Google in Sights of Anti-Trust Law

On 24 January, the US Department of Justice (DOJ) along with states including New York and California filed a lawsuit against Google in US Federal Court. Google is accused of illegal monopoly practices in digital advertising. If successful, the Justice Department suit would break up the company’s digital advertising business, as well as obliging Google to pay as yet unspecified damages.

As reported by Jason Kint, CEO of Digital Content Next, the principal issue is Google’s AdX, an exchange where advertisers and websites are automatically matched based on their bid prices. Formerly DoubleClick Ad Exchange, it was purchased by Google in 2008. 

According to the DOJ, Google takes 20% of all ad auction transactions via AdX. It is alleged that Google manipulated the winning bid price to maximise the number of completed transactions and total revenue, without the knowledge of the buyers or sellers of advertising.

“The analogy would be if Goldman [Sachs] or Citibank owned the New York Stock Exchange,” Jonathan Kanter, head of the DOJ’s antitrust division said Tuesday at a press conference.

The DoubleClick acquisition also gave Google control of the largest ads server. The DOJ alleges Google illegally leveraged this monopoly position. “If publishers wanted access to exclusive Google Ads’ advertising demands,” they say, “they had to use Google’s published ad server and ad exchange, rather than equivalent tools offered by Google’s rivals.”

DOJ also claims that Google secretly reduced payments to advertising publishers (the websites) who partnered with Google’s competitors.

The suit has been at least five years in the works. Ironically, the dominance of Google (and Meta) in online advertising has been gradually declining since 2017 and dipped below 50% for the first time in 2022. Politico estimates digital advertising will be worth USD $280 billion in 2023.

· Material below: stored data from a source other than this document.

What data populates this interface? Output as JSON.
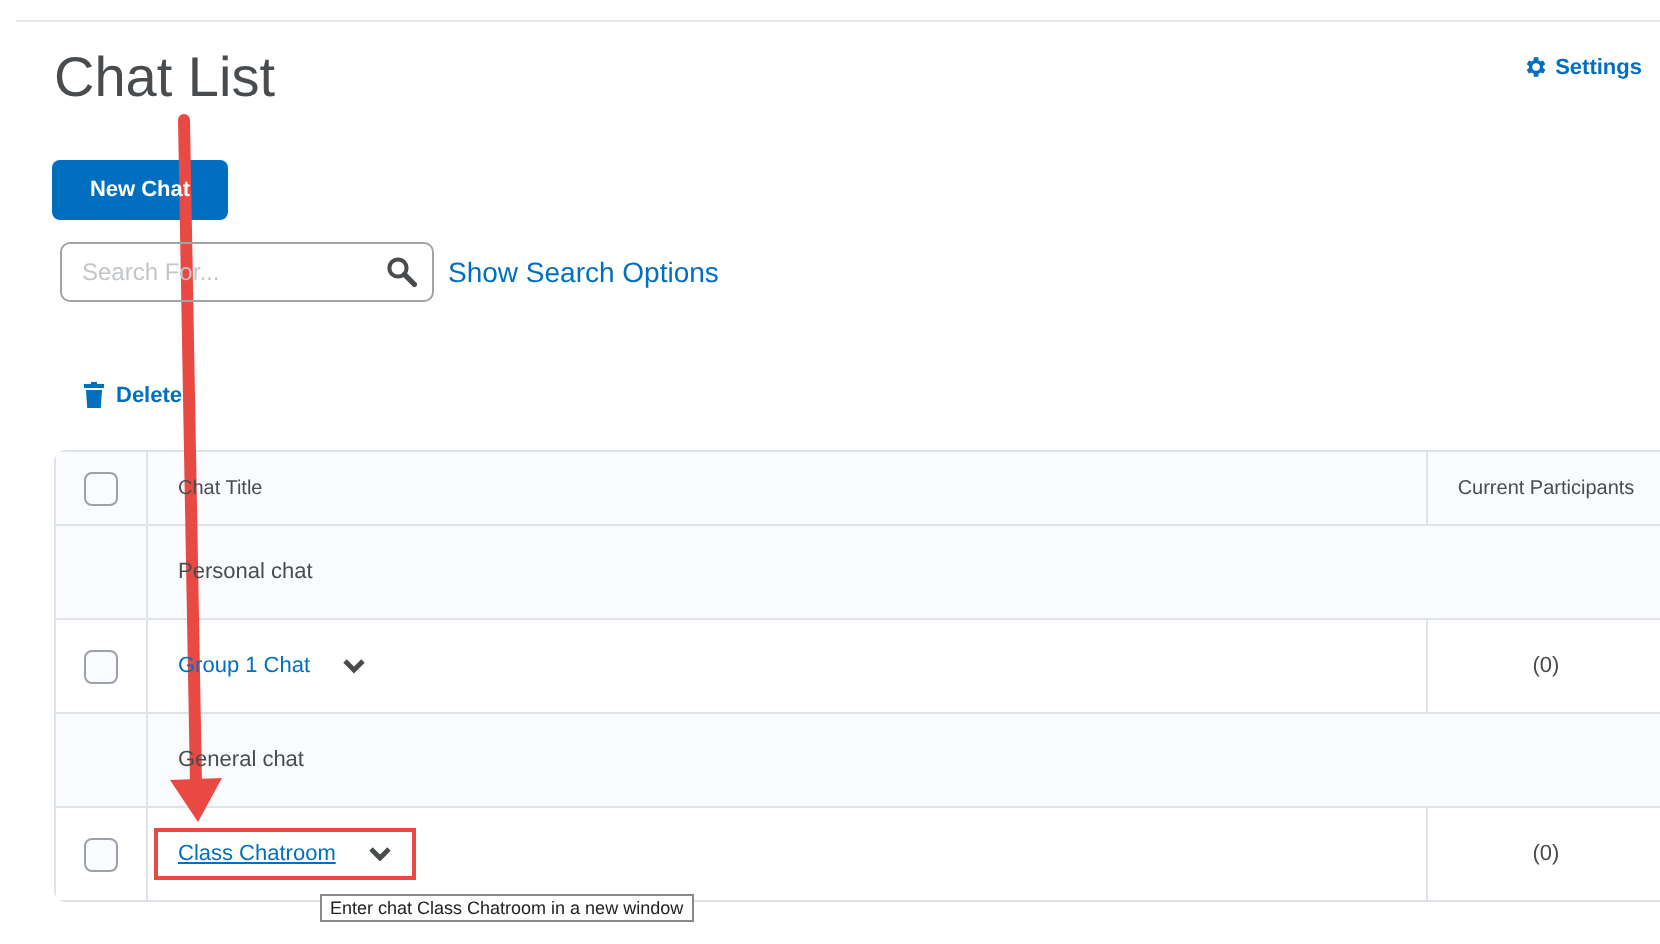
{
  "page": {
    "title": "Chat List",
    "settings_link": "Settings"
  },
  "toolbar": {
    "new_button": "New Chat",
    "search": {
      "placeholder": "Search For..."
    },
    "search_options_link": "Show Search Options",
    "delete_action": "Delete"
  },
  "table": {
    "columns": [
      "Chat Title",
      "Current Participants"
    ],
    "header_checked": false,
    "rows": [
      {
        "kind": "group",
        "title": "Personal chat"
      },
      {
        "kind": "chat",
        "title": "Group 1 Chat",
        "participants": "(0)",
        "checked": false,
        "highlighted": false
      },
      {
        "kind": "group",
        "title": "General chat"
      },
      {
        "kind": "chat",
        "title": "Class Chatroom",
        "participants": "(0)",
        "checked": false,
        "highlighted": true,
        "tooltip": "Enter chat Class Chatroom in a new window"
      }
    ]
  },
  "annotation": {
    "arrow": true
  }
}
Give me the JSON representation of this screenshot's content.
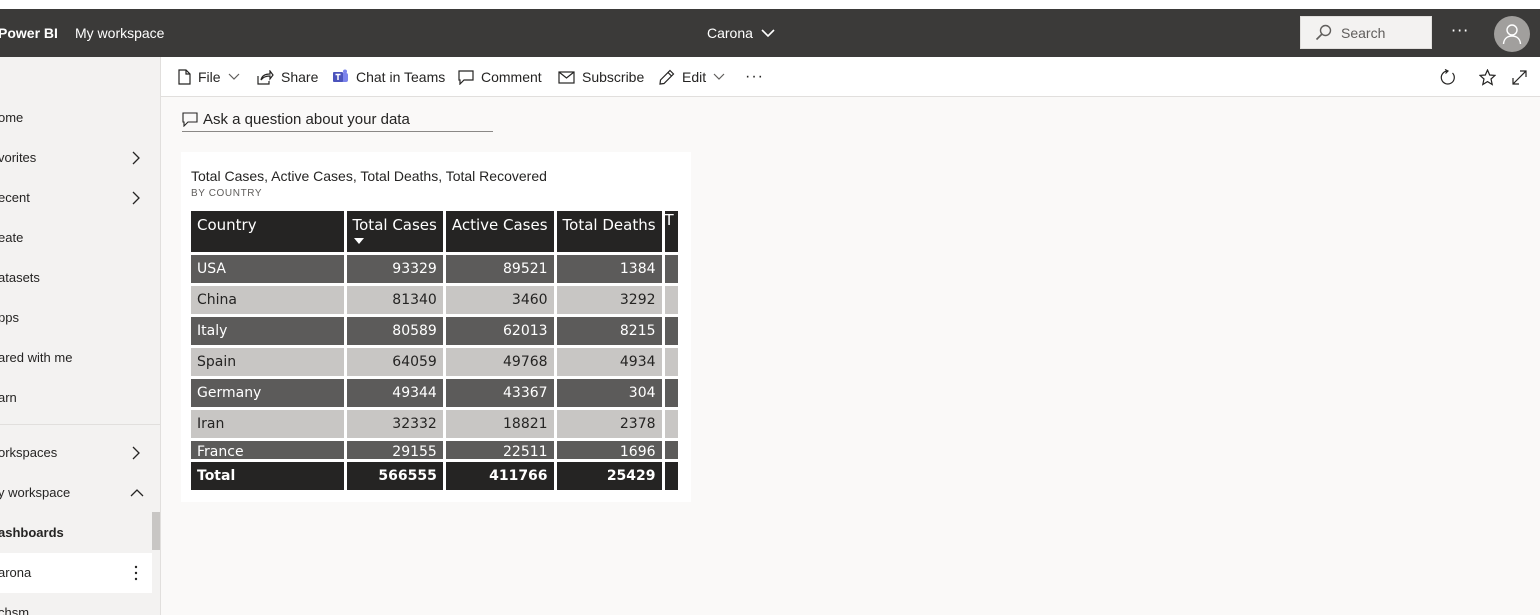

As Axios recently reported, major sites in e-commerce (e.g. Amazon, eBay, Etsy), streaming (e.g. TikTok, Hulu, Spotify) and social media (e.g. Twitter) who do not pay Google to run their advertising have been eating away at the company’s market share. In other words, the centralisation of the internet around a few major platforms reduces the amount of traffic whose advertising is managed by Google.